Oldest vines in Australia (and maybe the world) at Langmeil Winery, Barossa Valley
That’s James Lindner, hanging out with the 170 yr old shiraz vines that he and his family own and use to produce their top wines.
Australia has some of the oldest pre-phylloxera vines in the world and the Barossa is where you will find these 170 year old survivors. The Freedom vineyard was planted in 1843 by German immigrants fleeing religious persecution. See, here’s the plaque:
Over the years, it went though various owners and at one point was abandoned but in 1996, the Lindner and Bitter families bought the old winery and resusitated not only the winery but also the small patch of old vine Shiraz that still bore fruit every year. With lots of love and attention, they are now producing a wine called the 125 yr Freedom Shiraz.
I meet with James (Jim) Lindner for a tour of the winery and quick tasting while they were going harvest was going on. Like many of the boutique wineries I visited while I was there, they use a combo of old and new technology to produce their wines, so while they may use carefully calibrated hydraulic presses they also do open vat fermentation.
I got to taste some shiraz just pressed and it is mighty impressive stuff even when just pressed, a deep dark colour but still sooo sweet, definitely hadn’t started fermentation. I asked Jim to give me his assessment of the juice and 2013 harvest – a small and early harvest this year: (apologies for the link only, this is from Vine, at least you know it’s only 6 seconds long!)
Afterwards we headed to the tasting room for a tasting of their iconic wines. They make a series of Old Vine Garden wines, the Freedom Shiraz – made from the oldest shiraz vines, the Orphan Bank shiraz which is made from vines that were rescued by the winery (the vines were about to be bulldozed over when they stepped in, dug up the vines and replanted them on their property), the Fifth Wave Shiraz, which is from 70 yr old cabernet and the 35 yr old Jackmans Cabernet which was passed on to them by the legendary Barossan Arthur Jackman when he retired.
All were wines of great intensity and depth.
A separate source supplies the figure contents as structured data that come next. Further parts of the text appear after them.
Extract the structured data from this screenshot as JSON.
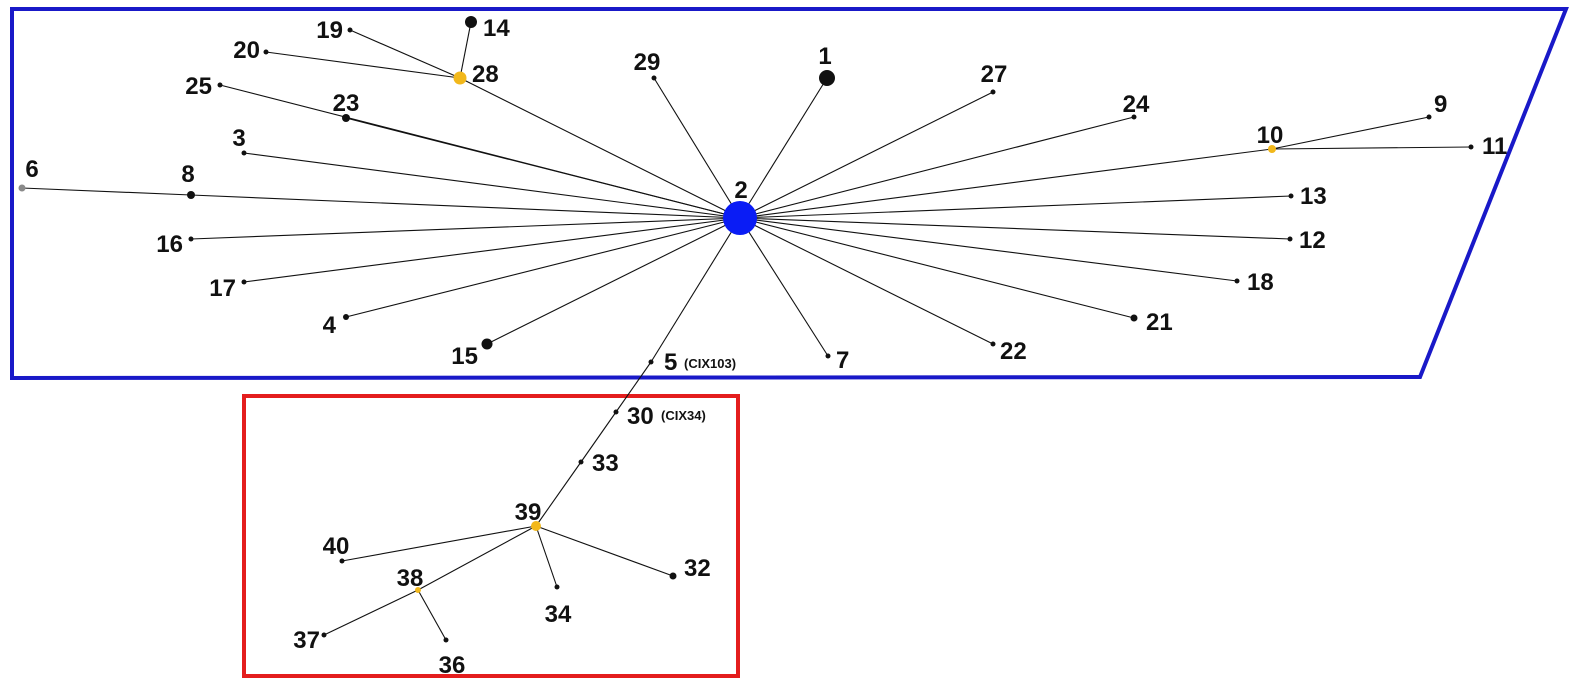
{
  "colors": {
    "region_blue": "#1919c8",
    "region_red": "#e41d1d",
    "node_black": "#111111",
    "node_hub": "#0a1cf5",
    "node_yellow": "#f2b81b",
    "node_gray": "#8a8a8a"
  },
  "nodes": [
    {
      "id": "1",
      "label": "1",
      "color": "black"
    },
    {
      "id": "2",
      "label": "2",
      "color": "blue"
    },
    {
      "id": "3",
      "label": "3",
      "color": "black"
    },
    {
      "id": "4",
      "label": "4",
      "color": "black"
    },
    {
      "id": "5",
      "label": "5",
      "sublabel": "(CIX103)",
      "color": "black"
    },
    {
      "id": "6",
      "label": "6",
      "color": "gray"
    },
    {
      "id": "7",
      "label": "7",
      "color": "black"
    },
    {
      "id": "8",
      "label": "8",
      "color": "black"
    },
    {
      "id": "9",
      "label": "9",
      "color": "black"
    },
    {
      "id": "10",
      "label": "10",
      "color": "yellow"
    },
    {
      "id": "11",
      "label": "11",
      "color": "black"
    },
    {
      "id": "12",
      "label": "12",
      "color": "black"
    },
    {
      "id": "13",
      "label": "13",
      "color": "black"
    },
    {
      "id": "14",
      "label": "14",
      "color": "black"
    },
    {
      "id": "15",
      "label": "15",
      "color": "black"
    },
    {
      "id": "16",
      "label": "16",
      "color": "black"
    },
    {
      "id": "17",
      "label": "17",
      "color": "black"
    },
    {
      "id": "18",
      "label": "18",
      "color": "black"
    },
    {
      "id": "19",
      "label": "19",
      "color": "black"
    },
    {
      "id": "20",
      "label": "20",
      "color": "black"
    },
    {
      "id": "21",
      "label": "21",
      "color": "black"
    },
    {
      "id": "22",
      "label": "22",
      "color": "black"
    },
    {
      "id": "23",
      "label": "23",
      "color": "black"
    },
    {
      "id": "24",
      "label": "24",
      "color": "black"
    },
    {
      "id": "25",
      "label": "25",
      "color": "black"
    },
    {
      "id": "27",
      "label": "27",
      "color": "black"
    },
    {
      "id": "28",
      "label": "28",
      "color": "yellow"
    },
    {
      "id": "29",
      "label": "29",
      "color": "black"
    },
    {
      "id": "30",
      "label": "30",
      "sublabel": "(CIX34)",
      "color": "black"
    },
    {
      "id": "32",
      "label": "32",
      "color": "black"
    },
    {
      "id": "33",
      "label": "33",
      "color": "black"
    },
    {
      "id": "34",
      "label": "34",
      "color": "black"
    },
    {
      "id": "36",
      "label": "36",
      "color": "black"
    },
    {
      "id": "37",
      "label": "37",
      "color": "black"
    },
    {
      "id": "38",
      "label": "38",
      "color": "yellow"
    },
    {
      "id": "39",
      "label": "39",
      "color": "yellow"
    },
    {
      "id": "40",
      "label": "40",
      "color": "black"
    }
  ],
  "edges": [
    [
      "2",
      "1"
    ],
    [
      "2",
      "3"
    ],
    [
      "2",
      "4"
    ],
    [
      "2",
      "5"
    ],
    [
      "2",
      "7"
    ],
    [
      "2",
      "8"
    ],
    [
      "2",
      "10"
    ],
    [
      "2",
      "12"
    ],
    [
      "2",
      "13"
    ],
    [
      "2",
      "15"
    ],
    [
      "2",
      "16"
    ],
    [
      "2",
      "17"
    ],
    [
      "2",
      "18"
    ],
    [
      "2",
      "21"
    ],
    [
      "2",
      "22"
    ],
    [
      "2",
      "23"
    ],
    [
      "2",
      "24"
    ],
    [
      "2",
      "25"
    ],
    [
      "2",
      "27"
    ],
    [
      "2",
      "28"
    ],
    [
      "2",
      "29"
    ],
    [
      "8",
      "6"
    ],
    [
      "10",
      "9"
    ],
    [
      "10",
      "11"
    ],
    [
      "28",
      "14"
    ],
    [
      "28",
      "19"
    ],
    [
      "28",
      "20"
    ],
    [
      "5",
      "30"
    ],
    [
      "30",
      "33"
    ],
    [
      "33",
      "39"
    ],
    [
      "39",
      "40"
    ],
    [
      "39",
      "38"
    ],
    [
      "39",
      "34"
    ],
    [
      "39",
      "32"
    ],
    [
      "38",
      "37"
    ],
    [
      "38",
      "36"
    ]
  ]
}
What I didn’t taste were jammy or unbalanced wines. Finesse and elegance get thrown around a lot when talking about wine quality but these were some great wines to drink. And we took a couple to dinner afterwards at FermentAsia, a great Vietnamese restaurant in Tanunda. There aren’t many places to eat in Tanunda but this place is fantastic!
We had a couple of whites from Langmeil and Jim just asked our waiter to surprise us. He’s a frequent diner there (as most of Barossa is, I think) and there were plenty of waving hello and people stopping by to say hello while we ate. Barrosans sure are a friendly bunch.
Jim brought along a medium sweet riesling, the Live Wire 2012. He said they labeled it that to avoid confusion with the well known Rieslings of Eden Valley, which are bone dry and a different wine profile altogether. Their riesling, which is indeed medium sweet but with great acidity, however, was great with the Vietnamese dishes we had, which included sweet and salty minced beef in betel nut and marinated pork belly. That had to be some of the best Vietnamese food I’ve had in a long time.
I had a great visit with Jim both at his winery and at dinner. If you find yourself there, be sure to look them and their 170 year old vines up. Oh,yeah and don’t forget to try the wines!